On the whole, many local economists support Rostowski, pointing to Polish public debt that is well below the European Union average and the need for investment, even if most say they trust the ministry less on policy than previously."The priority has been keeping the economy afloat, not sticking to a strict budget discipline," says Piotr Bujak, chief economist at Nordea Bank Polska."Changes to the fiscal rules may have somewhat weakened the credibility of Poland's institutional fiscal framework, but were sensible and surely not irresponsible. You cannot have healthy public finances without growth."Yet somewhere in the background is the danger that if growth proves weaker than hoped for, budgets going forward will be shakier and more exposed to the hefty overshoots last seen more than a decade ago.

NEW RULE Planned changes to the pension system will shift assets back from private funds to the state, in effect pushing down public debt and Rostowski promised earlier this year to reduce the thresholds in response. But when people looked at the small print, it appeared less clear-cut. The ministry later explained that the two thresholds currently in place, at 55 and 60 percent would actually remain unchanged, but two new lower ones would be added to a new spending rule, at 43 and 48 percent, respectively. Breaching of the new thresholds would lead to downward corrections in planned spending, a much milder sanction than a necessity to balance the budget or a ban on new borrowing, as the current thresholds would demand.

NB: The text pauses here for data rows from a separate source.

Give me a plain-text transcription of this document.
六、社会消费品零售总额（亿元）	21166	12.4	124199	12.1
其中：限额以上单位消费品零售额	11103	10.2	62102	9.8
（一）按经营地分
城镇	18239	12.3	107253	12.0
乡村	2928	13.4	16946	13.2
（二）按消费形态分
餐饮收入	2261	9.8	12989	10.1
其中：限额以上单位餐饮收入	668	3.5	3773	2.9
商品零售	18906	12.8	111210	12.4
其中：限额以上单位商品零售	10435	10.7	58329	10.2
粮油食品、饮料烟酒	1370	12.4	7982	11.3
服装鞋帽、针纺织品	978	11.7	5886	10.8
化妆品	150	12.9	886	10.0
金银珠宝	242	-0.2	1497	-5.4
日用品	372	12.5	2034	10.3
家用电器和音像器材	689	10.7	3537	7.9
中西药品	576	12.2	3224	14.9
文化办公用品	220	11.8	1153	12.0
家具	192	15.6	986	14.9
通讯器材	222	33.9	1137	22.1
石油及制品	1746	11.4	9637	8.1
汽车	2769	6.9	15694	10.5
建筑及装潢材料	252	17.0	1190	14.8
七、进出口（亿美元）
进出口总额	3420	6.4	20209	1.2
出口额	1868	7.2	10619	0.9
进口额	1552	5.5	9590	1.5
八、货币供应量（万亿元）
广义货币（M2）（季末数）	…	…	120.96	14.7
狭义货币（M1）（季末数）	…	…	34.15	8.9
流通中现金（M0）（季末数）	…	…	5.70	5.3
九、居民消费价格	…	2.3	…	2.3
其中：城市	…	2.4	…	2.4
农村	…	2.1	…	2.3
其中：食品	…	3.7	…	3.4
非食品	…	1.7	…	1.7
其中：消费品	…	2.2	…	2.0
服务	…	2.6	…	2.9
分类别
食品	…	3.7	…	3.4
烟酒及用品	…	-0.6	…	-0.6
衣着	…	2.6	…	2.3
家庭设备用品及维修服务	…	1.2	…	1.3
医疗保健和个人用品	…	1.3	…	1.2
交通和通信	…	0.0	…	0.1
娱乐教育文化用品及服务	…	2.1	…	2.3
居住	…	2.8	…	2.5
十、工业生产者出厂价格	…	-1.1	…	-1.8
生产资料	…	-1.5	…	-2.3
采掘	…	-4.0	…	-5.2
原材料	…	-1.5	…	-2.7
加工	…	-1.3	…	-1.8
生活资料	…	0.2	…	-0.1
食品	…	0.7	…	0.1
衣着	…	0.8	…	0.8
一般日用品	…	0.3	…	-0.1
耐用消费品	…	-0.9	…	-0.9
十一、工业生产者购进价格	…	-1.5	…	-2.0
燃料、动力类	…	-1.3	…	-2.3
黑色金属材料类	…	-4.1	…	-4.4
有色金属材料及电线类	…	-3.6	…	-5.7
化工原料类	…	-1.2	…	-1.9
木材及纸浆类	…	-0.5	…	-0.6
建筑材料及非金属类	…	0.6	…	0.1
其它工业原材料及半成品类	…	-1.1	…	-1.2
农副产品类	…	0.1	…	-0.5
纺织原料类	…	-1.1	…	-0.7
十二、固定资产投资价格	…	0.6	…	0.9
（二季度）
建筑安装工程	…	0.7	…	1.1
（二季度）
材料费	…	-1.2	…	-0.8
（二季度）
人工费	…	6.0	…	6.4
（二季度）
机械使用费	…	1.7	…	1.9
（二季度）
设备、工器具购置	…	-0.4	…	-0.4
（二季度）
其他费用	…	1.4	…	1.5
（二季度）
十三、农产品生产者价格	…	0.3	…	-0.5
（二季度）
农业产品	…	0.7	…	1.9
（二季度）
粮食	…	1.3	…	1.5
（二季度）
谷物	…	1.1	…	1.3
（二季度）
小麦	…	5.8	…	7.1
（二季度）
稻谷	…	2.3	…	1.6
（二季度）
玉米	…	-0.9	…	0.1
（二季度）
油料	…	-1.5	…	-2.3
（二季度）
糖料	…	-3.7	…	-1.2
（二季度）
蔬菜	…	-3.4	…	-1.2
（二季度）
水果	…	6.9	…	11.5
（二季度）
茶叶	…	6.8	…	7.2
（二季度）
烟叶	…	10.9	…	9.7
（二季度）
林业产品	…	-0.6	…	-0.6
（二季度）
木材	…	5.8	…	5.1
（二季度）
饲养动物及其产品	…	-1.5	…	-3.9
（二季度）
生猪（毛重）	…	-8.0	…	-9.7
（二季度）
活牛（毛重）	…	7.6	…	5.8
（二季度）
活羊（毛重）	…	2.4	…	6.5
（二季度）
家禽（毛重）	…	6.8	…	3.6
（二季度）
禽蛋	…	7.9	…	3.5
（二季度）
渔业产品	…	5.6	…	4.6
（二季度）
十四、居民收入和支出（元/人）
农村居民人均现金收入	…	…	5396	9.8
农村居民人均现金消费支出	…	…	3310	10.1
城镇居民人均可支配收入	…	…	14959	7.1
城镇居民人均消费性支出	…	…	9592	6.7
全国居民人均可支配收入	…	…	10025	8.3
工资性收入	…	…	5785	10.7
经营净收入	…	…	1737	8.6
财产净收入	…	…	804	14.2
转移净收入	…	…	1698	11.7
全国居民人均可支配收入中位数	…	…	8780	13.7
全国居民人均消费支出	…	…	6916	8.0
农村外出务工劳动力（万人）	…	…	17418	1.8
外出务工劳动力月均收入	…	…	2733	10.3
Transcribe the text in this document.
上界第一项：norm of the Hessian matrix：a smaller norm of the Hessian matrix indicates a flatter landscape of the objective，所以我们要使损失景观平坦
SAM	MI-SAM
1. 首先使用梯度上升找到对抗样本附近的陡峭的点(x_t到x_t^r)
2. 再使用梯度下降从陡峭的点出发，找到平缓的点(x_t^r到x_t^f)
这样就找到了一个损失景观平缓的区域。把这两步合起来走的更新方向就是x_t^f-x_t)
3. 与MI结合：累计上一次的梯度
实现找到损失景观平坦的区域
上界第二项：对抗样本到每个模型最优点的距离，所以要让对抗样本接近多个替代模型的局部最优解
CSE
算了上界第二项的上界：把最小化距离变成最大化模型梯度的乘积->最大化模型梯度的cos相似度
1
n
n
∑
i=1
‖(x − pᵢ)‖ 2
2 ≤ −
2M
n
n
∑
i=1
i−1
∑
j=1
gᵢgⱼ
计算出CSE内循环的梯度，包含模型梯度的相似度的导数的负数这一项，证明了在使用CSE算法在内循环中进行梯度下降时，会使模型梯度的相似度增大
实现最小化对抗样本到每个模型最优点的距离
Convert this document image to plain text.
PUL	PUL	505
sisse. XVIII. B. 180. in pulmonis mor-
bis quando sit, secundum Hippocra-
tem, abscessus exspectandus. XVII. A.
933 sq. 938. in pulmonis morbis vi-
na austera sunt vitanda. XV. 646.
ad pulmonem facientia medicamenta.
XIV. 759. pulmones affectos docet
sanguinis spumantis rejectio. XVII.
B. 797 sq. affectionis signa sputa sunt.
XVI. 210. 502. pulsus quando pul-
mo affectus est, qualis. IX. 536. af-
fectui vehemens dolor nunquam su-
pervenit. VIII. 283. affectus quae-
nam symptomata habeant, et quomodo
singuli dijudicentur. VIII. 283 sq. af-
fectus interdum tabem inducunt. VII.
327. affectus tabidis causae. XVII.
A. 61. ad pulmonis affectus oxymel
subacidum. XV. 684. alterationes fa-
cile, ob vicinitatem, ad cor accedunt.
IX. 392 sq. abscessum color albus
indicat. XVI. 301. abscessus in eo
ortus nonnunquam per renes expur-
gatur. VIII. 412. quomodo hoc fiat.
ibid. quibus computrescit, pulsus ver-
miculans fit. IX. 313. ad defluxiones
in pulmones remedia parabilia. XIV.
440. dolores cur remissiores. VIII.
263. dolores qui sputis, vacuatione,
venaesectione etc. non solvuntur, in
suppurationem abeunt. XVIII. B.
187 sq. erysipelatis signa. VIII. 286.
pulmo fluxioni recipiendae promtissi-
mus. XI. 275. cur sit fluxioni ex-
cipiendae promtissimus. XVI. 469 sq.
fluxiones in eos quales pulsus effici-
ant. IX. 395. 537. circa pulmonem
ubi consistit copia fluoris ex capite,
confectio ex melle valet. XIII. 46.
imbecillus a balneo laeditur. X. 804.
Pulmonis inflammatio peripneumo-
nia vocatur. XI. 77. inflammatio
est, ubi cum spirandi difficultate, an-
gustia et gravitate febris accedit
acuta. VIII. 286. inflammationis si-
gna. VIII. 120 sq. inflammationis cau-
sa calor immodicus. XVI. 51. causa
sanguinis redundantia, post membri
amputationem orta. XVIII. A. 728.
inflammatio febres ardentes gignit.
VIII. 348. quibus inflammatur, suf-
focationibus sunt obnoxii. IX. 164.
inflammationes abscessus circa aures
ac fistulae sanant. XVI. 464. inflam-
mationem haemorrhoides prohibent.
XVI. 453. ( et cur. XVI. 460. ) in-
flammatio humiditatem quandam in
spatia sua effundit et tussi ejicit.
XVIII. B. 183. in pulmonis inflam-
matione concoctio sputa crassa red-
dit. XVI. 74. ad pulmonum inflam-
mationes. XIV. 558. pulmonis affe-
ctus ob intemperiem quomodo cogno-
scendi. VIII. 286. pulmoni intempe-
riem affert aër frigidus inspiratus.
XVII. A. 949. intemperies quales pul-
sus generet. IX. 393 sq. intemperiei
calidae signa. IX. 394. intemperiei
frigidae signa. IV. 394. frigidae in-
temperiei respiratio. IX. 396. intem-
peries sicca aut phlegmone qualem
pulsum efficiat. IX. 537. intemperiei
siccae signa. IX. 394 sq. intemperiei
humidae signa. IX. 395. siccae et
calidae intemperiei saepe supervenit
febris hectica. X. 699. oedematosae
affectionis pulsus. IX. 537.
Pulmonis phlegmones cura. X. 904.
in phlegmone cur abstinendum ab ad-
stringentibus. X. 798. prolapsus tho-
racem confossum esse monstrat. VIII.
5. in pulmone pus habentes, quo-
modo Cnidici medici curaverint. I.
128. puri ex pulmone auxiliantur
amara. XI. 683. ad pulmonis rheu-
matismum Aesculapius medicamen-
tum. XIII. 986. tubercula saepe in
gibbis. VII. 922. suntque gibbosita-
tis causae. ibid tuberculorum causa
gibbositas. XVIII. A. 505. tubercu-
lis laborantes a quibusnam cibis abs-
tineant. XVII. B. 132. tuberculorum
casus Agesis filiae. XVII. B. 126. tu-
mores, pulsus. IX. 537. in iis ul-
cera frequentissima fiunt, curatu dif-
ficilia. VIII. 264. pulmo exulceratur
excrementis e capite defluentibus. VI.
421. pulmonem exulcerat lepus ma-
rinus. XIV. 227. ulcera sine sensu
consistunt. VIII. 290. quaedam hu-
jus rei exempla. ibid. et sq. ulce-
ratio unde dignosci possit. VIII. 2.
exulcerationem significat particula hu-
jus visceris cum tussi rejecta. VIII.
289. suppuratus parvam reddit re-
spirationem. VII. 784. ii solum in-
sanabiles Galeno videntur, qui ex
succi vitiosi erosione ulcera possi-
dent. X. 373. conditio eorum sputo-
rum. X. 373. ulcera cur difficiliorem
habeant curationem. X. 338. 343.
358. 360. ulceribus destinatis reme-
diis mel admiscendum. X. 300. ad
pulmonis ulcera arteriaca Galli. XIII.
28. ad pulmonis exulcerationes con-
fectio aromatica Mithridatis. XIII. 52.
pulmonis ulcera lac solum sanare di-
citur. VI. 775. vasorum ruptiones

Some economists felt the information coming from the finance ministry should have been more transparent from the beginning."This has misled me and it lowers the credibility of assurances coming from the ministry of finance," said Marcin Mrowiec, chief economist of Unicredit's Pekao SA. Rostowski rejects such interpretations, saying that he was always speaking about lowering of the thresholds in the new spending rule that was being prepared at the time."Keeping the two thresholds in place and adding two new ones and introducing the fiscal rule strengthens budget discipline," the finance ministry said in a statement sent to Reuters. It is not the first time Rostowski has put pragmatism before fiscal dogma. When he became finance minister in 2007, there was no significant divergence between public debt as measured under European standards, and Polish accounting methods. As debt rose, the ministry shifted part of public borrowing into a special fund at the state bank BGK. Under Poland's methodology, it was not counted as public debt. This year debt measured by European standards is expected to reach 58 percent of GDP, over 3 percentage points more than under local standards. The new rule will tie public spending to average economic growth to prevent any build-up of debt and has been endorsed by the International Monetary Fund. But at the end of the day it gives the government more space to spend at a time when it is under increasing political pressure ahead of elections in 2015."These changes might not improve Poland's fiscal prospects and debt reduction as strongly as the previous solution did, but they are aimed at generating room for fiscal stimulus," said Grzegorz Maliszewski, chief economist at Bank Millennium.